É mais ou menos isso que diz a nova versão do projeto de lei do Código Florestal Brasileiro, o substitutivo do Senado, com votação na Câmara prevista para março.
Dentre outras medidas escandalosas, há um artigo que permite o desmatamento de Áreas de Preservação Permanente (APP’s) para a Copa do Mundo de 2014 e as Olimpíadas de 2016:
“A intervenção ou a supressão de vegetação nativa em Área de Preservação Permanente somente ocorrerá nas hipóteses de utilidade pública, de interesse social ou de baixo impacto ambiental previstas nesta Lei”. Por interesse social o código define: “a implantação de infraestrutura pública destinada a esportes, lazer e atividades educacionais e culturais ao ar livre em áreas urbanas e rurais consolidadas”.
Para a gente entender melhor a gravidade do tema, é importante dizer que o CONAMA define que as APP’s têm a “função ambiental de preservar os recursos hídricos, a paisagem, a estabilidade geológica, a biodiversidade, o fluxo gênico de fauna e flora, proteger o solo e assegurar o bem estar das populações humanas”. Como exemplo estão as áreas de mananciais, as encostas com mais de 45 graus de declividade, os manguezais e as matas ciliares.
Estas áreas são tão importantes que a lei de crimes ambientais (9.605/98) prevê que qualquer intervenção não autorizada em APP’s é passível de pena de detenção de um a três anos e multa de até R$ 50.000,00 por hectare danificado. Tudo isso vai abaixo em nome dos megaeventos se o novo Código Florestal for aprovado como está.
Para o professor do Departamento de Ciências Florestais da Universidade de São Paulo, Pedro Henrique Santin Brancalion, isso colocará em risco não só o meio ambiente mas as próprias obras. “Construir em área de declive, por exemplo, onde geralmente há trombas d’agua que se deslocam em períodos de chuvas podem criar situações de tragédia como as que a gente vê na região serrana do Rio.
A instabilidade do solo também gera riscos. APP’s não são os locais mais seguros para se construir. Isso sem falar nos danos à natureza, pensando apenas na segurança das pessoas”. O professor aponta outra falha do projeto neste sentido: “Há um artigo que permite a construção de casas populares em manguezais. São áreas super instáveis! Pode porque é a população de baixa renda que vai morar ali?”

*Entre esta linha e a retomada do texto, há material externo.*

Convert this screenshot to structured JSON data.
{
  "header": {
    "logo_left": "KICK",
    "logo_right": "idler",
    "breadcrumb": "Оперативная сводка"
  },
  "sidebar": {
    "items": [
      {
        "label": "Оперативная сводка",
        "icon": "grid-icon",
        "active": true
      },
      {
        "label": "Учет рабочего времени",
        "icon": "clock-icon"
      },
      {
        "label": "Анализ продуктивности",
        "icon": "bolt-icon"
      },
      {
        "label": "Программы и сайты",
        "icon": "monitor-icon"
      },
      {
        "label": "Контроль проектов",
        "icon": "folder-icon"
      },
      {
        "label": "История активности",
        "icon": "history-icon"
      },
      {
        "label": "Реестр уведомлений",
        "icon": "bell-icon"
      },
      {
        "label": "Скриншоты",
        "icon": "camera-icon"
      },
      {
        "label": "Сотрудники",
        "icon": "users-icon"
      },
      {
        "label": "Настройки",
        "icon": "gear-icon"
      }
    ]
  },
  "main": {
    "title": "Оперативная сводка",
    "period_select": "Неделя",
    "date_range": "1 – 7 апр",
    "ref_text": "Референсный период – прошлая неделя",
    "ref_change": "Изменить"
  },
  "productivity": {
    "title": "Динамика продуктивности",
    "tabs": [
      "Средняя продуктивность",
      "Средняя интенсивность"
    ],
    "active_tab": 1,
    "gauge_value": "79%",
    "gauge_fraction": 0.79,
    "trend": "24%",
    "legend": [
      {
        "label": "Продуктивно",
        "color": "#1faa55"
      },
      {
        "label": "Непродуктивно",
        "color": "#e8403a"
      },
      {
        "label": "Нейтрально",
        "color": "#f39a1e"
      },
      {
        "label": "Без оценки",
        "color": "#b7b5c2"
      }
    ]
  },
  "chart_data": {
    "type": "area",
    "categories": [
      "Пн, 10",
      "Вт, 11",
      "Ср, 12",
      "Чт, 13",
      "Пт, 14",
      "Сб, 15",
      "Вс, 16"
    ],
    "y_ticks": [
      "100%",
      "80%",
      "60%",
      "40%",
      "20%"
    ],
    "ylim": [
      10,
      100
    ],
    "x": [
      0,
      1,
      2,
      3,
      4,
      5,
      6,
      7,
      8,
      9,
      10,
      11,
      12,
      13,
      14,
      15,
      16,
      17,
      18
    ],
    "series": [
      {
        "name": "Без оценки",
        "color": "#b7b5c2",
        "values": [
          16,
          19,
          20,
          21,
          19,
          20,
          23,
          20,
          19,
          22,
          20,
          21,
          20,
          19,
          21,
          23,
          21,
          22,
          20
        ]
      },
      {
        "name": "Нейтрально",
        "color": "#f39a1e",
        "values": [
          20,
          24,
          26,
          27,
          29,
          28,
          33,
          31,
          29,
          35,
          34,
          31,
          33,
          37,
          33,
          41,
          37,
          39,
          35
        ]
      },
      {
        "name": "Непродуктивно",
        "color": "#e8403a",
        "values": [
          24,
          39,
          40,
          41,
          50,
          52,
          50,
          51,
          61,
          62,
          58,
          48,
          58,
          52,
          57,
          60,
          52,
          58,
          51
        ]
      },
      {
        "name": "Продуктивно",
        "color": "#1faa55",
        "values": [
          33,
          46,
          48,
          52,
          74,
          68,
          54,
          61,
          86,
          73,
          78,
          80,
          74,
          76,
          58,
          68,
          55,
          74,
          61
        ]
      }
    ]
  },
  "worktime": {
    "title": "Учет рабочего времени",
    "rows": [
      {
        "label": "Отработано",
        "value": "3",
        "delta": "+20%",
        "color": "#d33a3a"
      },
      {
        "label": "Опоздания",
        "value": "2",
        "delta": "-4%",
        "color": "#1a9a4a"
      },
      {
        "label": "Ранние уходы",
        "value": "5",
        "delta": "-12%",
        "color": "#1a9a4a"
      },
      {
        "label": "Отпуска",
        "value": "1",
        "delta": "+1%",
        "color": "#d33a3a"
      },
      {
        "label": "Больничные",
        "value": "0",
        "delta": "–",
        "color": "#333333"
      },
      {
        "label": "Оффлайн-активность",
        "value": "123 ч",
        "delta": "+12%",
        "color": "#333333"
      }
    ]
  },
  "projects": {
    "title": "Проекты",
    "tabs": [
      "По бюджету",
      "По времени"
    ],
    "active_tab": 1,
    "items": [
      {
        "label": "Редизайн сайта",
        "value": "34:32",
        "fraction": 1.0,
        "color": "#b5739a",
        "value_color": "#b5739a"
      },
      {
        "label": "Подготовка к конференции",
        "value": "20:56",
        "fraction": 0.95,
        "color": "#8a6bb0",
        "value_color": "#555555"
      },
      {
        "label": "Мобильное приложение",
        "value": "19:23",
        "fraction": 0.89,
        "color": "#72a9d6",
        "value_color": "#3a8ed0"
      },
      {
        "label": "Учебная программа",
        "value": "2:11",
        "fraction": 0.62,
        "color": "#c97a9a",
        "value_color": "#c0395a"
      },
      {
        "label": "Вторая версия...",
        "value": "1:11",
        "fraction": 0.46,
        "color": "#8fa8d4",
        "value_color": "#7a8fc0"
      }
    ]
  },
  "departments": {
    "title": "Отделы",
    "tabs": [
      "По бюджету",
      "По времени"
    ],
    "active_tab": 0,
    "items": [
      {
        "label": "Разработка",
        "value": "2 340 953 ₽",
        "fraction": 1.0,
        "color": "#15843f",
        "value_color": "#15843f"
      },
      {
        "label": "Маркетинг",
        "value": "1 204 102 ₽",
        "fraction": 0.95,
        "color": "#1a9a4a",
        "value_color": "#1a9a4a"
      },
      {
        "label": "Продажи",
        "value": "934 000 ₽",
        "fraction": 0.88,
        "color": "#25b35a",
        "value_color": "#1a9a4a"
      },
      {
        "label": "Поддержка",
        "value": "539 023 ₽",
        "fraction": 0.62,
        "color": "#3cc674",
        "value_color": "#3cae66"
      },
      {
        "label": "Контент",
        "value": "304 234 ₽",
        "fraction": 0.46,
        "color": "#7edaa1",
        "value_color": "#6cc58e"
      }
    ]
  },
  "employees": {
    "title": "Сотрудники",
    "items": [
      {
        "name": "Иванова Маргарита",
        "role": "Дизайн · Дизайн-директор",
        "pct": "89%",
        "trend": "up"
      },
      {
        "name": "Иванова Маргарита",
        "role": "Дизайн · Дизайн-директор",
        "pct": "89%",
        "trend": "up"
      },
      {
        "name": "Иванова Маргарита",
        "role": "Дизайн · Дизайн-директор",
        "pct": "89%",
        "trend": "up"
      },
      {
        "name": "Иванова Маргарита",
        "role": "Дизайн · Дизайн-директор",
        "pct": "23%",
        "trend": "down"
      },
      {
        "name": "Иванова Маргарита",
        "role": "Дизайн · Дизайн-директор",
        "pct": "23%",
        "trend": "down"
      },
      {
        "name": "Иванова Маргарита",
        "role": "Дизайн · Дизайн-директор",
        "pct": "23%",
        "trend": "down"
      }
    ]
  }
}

No dossiê preparado por movimentos sociais e divulgado pela Pública “Mega-eventos e violações de Direitos Humanos no Brasil”, é feita uma denúncia que mostra o quanto o projeto pode agravar a situação de populações vulneráveis que vivem nestas áreas. Segundo o documento, além do desmatamento já estar acontecendo, pessoas estão sendo retiradas de APP’s para que depois os locais recebam empreendimentos de interesse do mercado através da mudança na legilação estadual ou municipal:
“O Plano Diretor de Porto Alegre (…) já vem sendo descaracterizado e desvirtuado por leis complementares que submetem a cidade aos empreendimentos associados à Copa 2014, (…). Foram realizadas alterações no zoneamento ampliando índices construtivos e reduzindo áreas de APP”. Ainda segundo o dossiê, alterações urbanísticas sem estudos de impacto ambiental também já estão sendo feitas no Rio de Janeiro e Salvador.
Raquel Rolnik, relatora da ONU para o direito à moradia adequada, pronunciou-se sobre assunto no ano passado escrevendo na revista Carta Capital que “o que acontece em Porto Alegre mostra, na verdade, que a Copa de 2014 está sendo usada como motivo para que se altere o regime urbanístico das cidades brasileiras sem critérios, sem estudos e sem os processos de discussão públicos e participativos necessários.”
Pedro Henrique Santin engrossa este coro: “Todo o processo de discussão do novo código não foi feita de forma democrática: “É preciso que a população se mantenha atenta e cobre que o projeto de lei seja bem pensado. Depois de aprovado não haverá muito a se fazer”.